Namun, berdasarkan Surat Edaran Menteri Ketenagakerjaan Nomor 2/MEN/XII/2016, cuti bersama bersifat fakultatif untuk sektor swasta. Keputusan meliburkan atau tidak sepenuhnya bergantung pada kebijakan perusahaan.
Bagi Tama, ini sudah jadi rutinitas yang tak perlu dipertanyakan.
“Enggak ada yang bisa dilakukan selain memaksa ikhlas melihat bos berleha-leha dan berkumpul dengan keluarga di hari libur,” katanya.
Ia menggambarkan dirinya dan rekan-rekan sebagai “roda yang tetap harus berputar” meski rakyat lain tengah berpesta merayakan kemerdekaan.
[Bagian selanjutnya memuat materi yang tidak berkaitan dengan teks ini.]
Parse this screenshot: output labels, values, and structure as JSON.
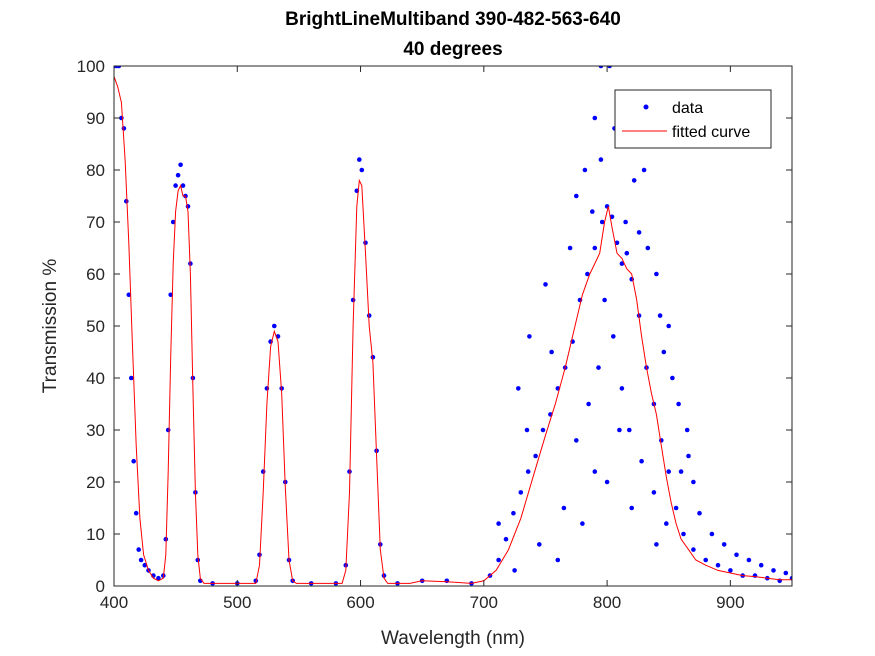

Baca juga: Ogah Libur pada 18 Agustus, Pekerja Swasta Tak Mau Rugi Cuti Tahunan Terpotong
Karena bagi sebagian besar perusahaan, kata Tama, waktu adalah uang. Meliburkan karyawan pada 18 Agustus justru dianggap membuang kesempatan meraup cuan.
Raini (27) punya cerita serupa. Dua tahun terakhir, ia selalu bekerja saat 17 Agustus, dan tahun ini kemungkinan tak ada bedanya.
“Maklumlah. Kerja jadi babu korporat yang tanggal merah juga enggak ada artinya,” ujarnya dengan getir.
Bagi Raini, cuti bersama hanyalah angan-angan bagi pekerja swasta. Perusahaannya seolah menjadi “negara kecil” dengan aturan sendiri, tak terpengaruh keputusan pemerintah pusat.